The students are no strangers to the demands of performing. Many have been participating in community music and dance groups from a young age. Fifteen-year-old Unathi Makhambi, now in Grade 10, started when he was in Grade R. “I started ten years back in a group called iKhwezi, dancing and doing marimba.”
Grade 11 singer and dancer Nombuyiselo Gina began performing eight years ago as part of a dance group called Buyel’ekhaya. In high school her talents were recognised by teachers and she was nominated for the programme. Singer Busiswa Zingitwa and marimba player Bonga Hatana, both in Grade 9, also began at a young age.
Grade 11 student Busisiwe Maswana had been performing umxhentso, a traditional Xhosa style of dance, long before beginning high school and recently decided to make dance her focus, convincing her mother that this was her passion in life. “I was doing pure maths and economics. But then I started realising that I have talent in dancing.”
Chris Hani specializes in an arts and culture curriculum, and has been partnering with the World’s Children’s Prize program for four years. Principal, Madoda Mahlutshana, says the students are already seasoned performers.
“When they are on stage, you would think they are professionals,” he says.
Marlene Winberg, whose son is a professional musician and helps to prepare the students, is the South African coordinator for the World’s Children’s Prize Foundation. She says watching the children perform during auditions moved her to tears. It was astonishing to see “such enormous talent and potential” from children who had not had access to the resources available to her own family, she says.
The students say that their families are very proud. In most cases, they will be the first of their family to travel by plane.
“They are very excited, and saying, “My surname is famous,” says Busiswa.
Busisiwe says her family has been careful to instill in her the importance of respect for others. “They told me I must treat people in a good way, so that they can treat me in a good way, too.”
In the songs they have created, the students address social challenges both past and present.

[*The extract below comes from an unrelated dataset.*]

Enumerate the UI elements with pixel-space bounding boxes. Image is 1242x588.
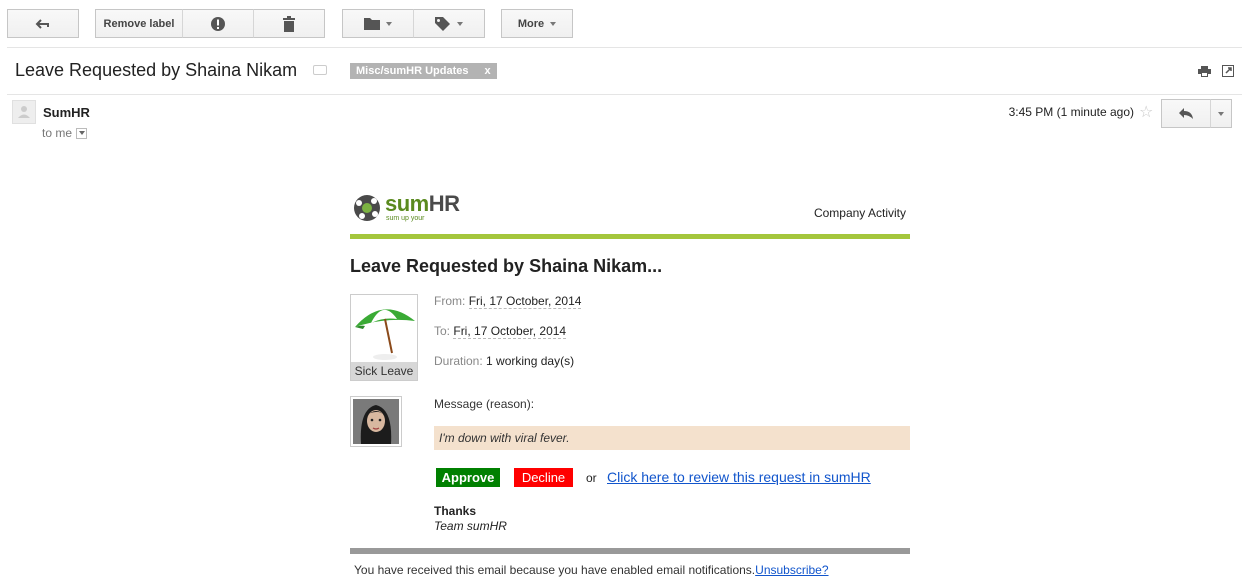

The first song, Ungubani wena? (Who are you?), refers to the attacks on innocents by security. The second, I was walking down the street, describes the experience of encountering a woman who is starving.
The students say songs are a vehicle for addressing problems in the community. They believe that language differences will not prevent audiences appreciating their performances,or detract from their own enjoyment of other performers. “People can be healed by music,” says Busisiwe.
Mahlutshana, who was one of the principals who gave evidence on the dangers faced by students at the school to the Khayelitsha Commission, says he is keen to support the students’ efforts to grapple with the challenges they and their communities face.
The process of healing through performance should be nurtured, he says, and this is especially relevant after the recent xenophobic violence. He predicts that other student ambassadors will be curious about the ‘bad news in South Africa’.
While the students are confident they will be ready in time for the performance, there is one thing which no amount of practice will prepare them for: the food. “What they eat there is for vegetarians,” says Busisiwe. What kinds of meals does she expect? “A green pepper. They open it and put some rice in it.”